When grief gets stuck or is purposely stuffed back down, then it can become problematic.

Many times in working with people it seems to me that communication breakdown is part of the mix.

People just miss one another, and the more they try to “fix” things, the wider the gap in understanding becomes.

That’s because once you go off the rails with another person, just becoming more intense in your trying to be understood usually drives the wedge between you deeper.

When we communicate with one another we are attempting to share something that is true about us with that other.

That is, if we are trying to have an intimate relationship (not exactly the same thing as sex, although sex is usually included), then we want to know the other and to be known by the other.

One of the most typical ways that we miss one another, however, is what could be called the hermeneutics of the situation.

Hermeneutics refers to the rules of the way in which we interpret.

In the study of the Bible, for instance, the preacher exegetes (draws out the meaning of a text) using a set of hermeneutical principles.

In the interpretation of life experiences (something we all do, because we are hard wired to make such meaning so that we can adjust to life situations and survive), we also operate according to some basic principles.

There are four that come mind:

1. There is what we say

2. There is how we say it

3. There is the context in which this saying takes place

4. There is the foreground/background relationship between the what and the how

Imagine I walk through the door at home after work and say to you, “What’s up?”.
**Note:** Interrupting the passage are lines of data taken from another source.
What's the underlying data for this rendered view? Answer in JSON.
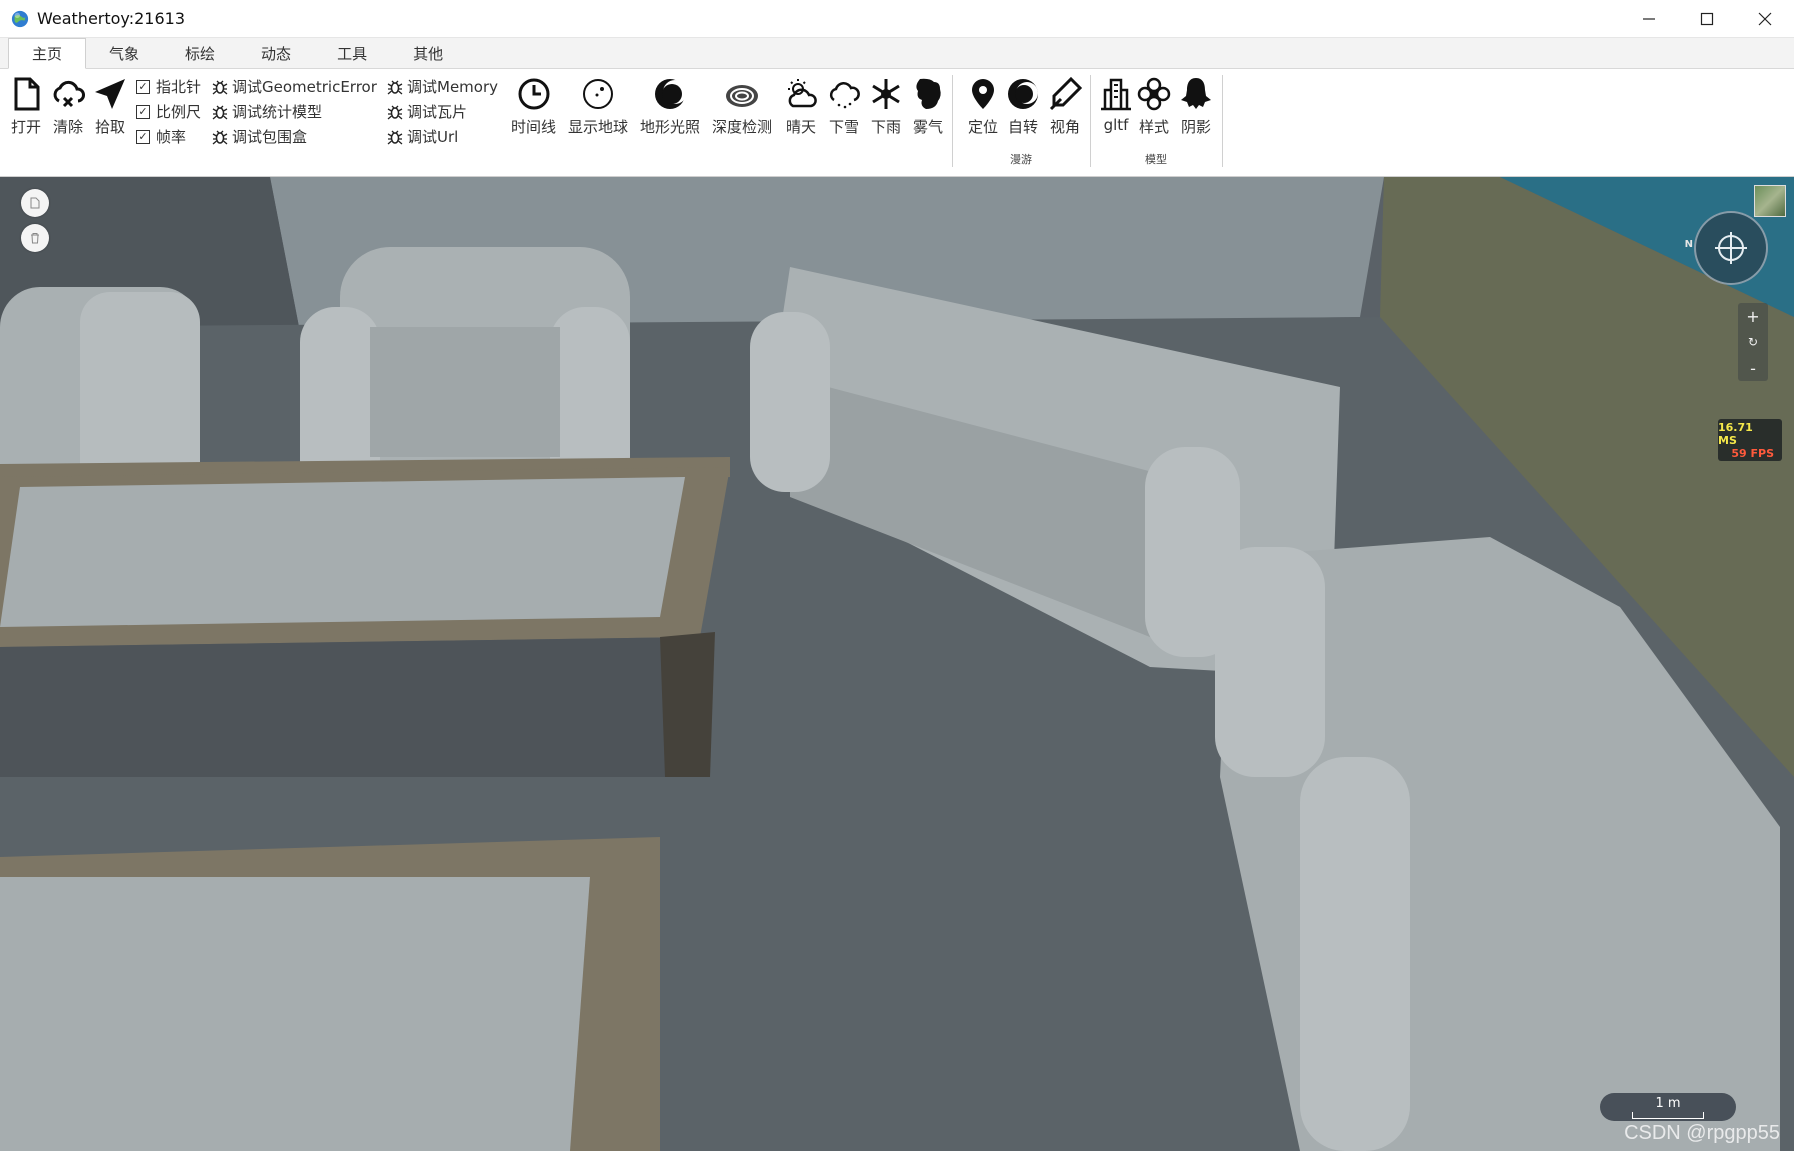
{
  "window": {
    "title": "Weathertoy:21613",
    "controls": [
      "minimize",
      "maximize",
      "close"
    ]
  },
  "tabs": [
    {
      "label": "主页",
      "active": true
    },
    {
      "label": "气象",
      "active": false
    },
    {
      "label": "标绘",
      "active": false
    },
    {
      "label": "动态",
      "active": false
    },
    {
      "label": "工具",
      "active": false
    },
    {
      "label": "其他",
      "active": false
    }
  ],
  "ribbon": {
    "file_buttons": [
      {
        "label": "打开",
        "icon": "file-icon"
      },
      {
        "label": "清除",
        "icon": "cloud-clear-icon"
      },
      {
        "label": "拾取",
        "icon": "pick-arrow-icon"
      }
    ],
    "checkboxes": [
      {
        "label": "指北针",
        "checked": true
      },
      {
        "label": "比例尺",
        "checked": true
      },
      {
        "label": "帧率",
        "checked": true
      }
    ],
    "debug_col1": [
      {
        "label": "调试GeometricError",
        "icon": "bug-icon"
      },
      {
        "label": "调试统计模型",
        "icon": "bug-icon"
      },
      {
        "label": "调试包围盒",
        "icon": "bug-icon"
      }
    ],
    "debug_col2": [
      {
        "label": "调试Memory",
        "icon": "bug-icon"
      },
      {
        "label": "调试瓦片",
        "icon": "bug-icon"
      },
      {
        "label": "调试Url",
        "icon": "bug-icon"
      }
    ],
    "scene_buttons": [
      {
        "label": "时间线",
        "icon": "clock-icon"
      },
      {
        "label": "显示地球",
        "icon": "globe-icon"
      },
      {
        "label": "地形光照",
        "icon": "moon-icon"
      },
      {
        "label": "深度检测",
        "icon": "depth-cloud-icon"
      },
      {
        "label": "晴天",
        "icon": "sunny-icon"
      },
      {
        "label": "下雪",
        "icon": "snow-cloud-icon"
      },
      {
        "label": "下雨",
        "icon": "snowflake-icon"
      },
      {
        "label": "雾气",
        "icon": "fog-icon"
      }
    ],
    "roam_buttons": [
      {
        "label": "定位",
        "icon": "location-pin-icon"
      },
      {
        "label": "自转",
        "icon": "rotate-icon"
      },
      {
        "label": "视角",
        "icon": "view-angle-icon"
      }
    ],
    "roam_group_label": "漫游",
    "model_buttons": [
      {
        "label": "gltf",
        "icon": "building-icon"
      },
      {
        "label": "样式",
        "icon": "flower-icon"
      },
      {
        "label": "阴影",
        "icon": "ghost-icon"
      }
    ],
    "model_group_label": "模型"
  },
  "viewport": {
    "fps": {
      "ms": "16.71 MS",
      "fps": "59 FPS"
    },
    "scale_label": "1 m",
    "compass_north": "N",
    "zoom_in": "+",
    "zoom_reset": "↻",
    "zoom_out": "-",
    "watermark": "CSDN @rpgpp55"
  }
}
Imagine I say it with raised eyebrows and a furrowed forehead.

Imagine your father used to come into your room at night after school and say that in exactly the same way, just before he would accuse you of all sorts of bad behaviour and beat you with a belt.

What do you think your reaction might be to me, and what do you think you would imagine I might mean by what I said and how I said it?

Now imagine that on my way home from work all I could think of was how I missed you all day and could not wait to get home to see you, to touch you, to tell you how much I loved you.

Imagine that I greeted you with a common greeting hoping to come closer and raised my eyebrows because I was trying to suggest that we get playful with one another, but furrowed my forehead because I was a bit anxious about my initiative.

People miss one another by not taking ownership of the meanings they make, the interpretations they give to what they experience. These are little stories we tell ourselves to explain “what is really going on”.

Thus, they are related to our sense of reality, which is important to maintain. However, none of us has an absolute grip on the truth with a capital “T.”

So, all these various impressions, theories, and stories we tell ourselves about what is going on between ourselves and other people, especially the people with whom we are trying to be the most close, need to be held very loosely.

We need to check them out to make sure we are correct or to correct ourselves where we are starting to go off the rails and misunderstand each other.

How can you do this?

First, own the interpretation, the story, or the theory you have made about the situation and the other person’s part in it.

This is your own fantasy, a product of your imagination, and you might be correct, but you might also be wrong. Be sure you know that what you think is going on is only that — what you think.

Second, express it as your own imagination and ask for clarification.

“Honey, when you came through the door and said, ‘What’s up?’, I thought you were about to accuse me of something. Is that true?”

Third, listen for the clarifying response with a sense of detachment, like a reporter who just wants the facts.

Don’t take the response personally, but do take the response seriously.

If you don’t get the facts you need, ask for them more specifically, but in all your asking maintain the stance in your choice of words that makes it clear this is to help you understand the other person and not to attack or accuse the other person.

Finally, if it seems that you and your friend or significant other just keep sinking deeper into the swamp of broken communication, seek professional help with a psychologist or psychotherapist who can assist you in unravelling the process and understanding what factors keep contributing to your impasse.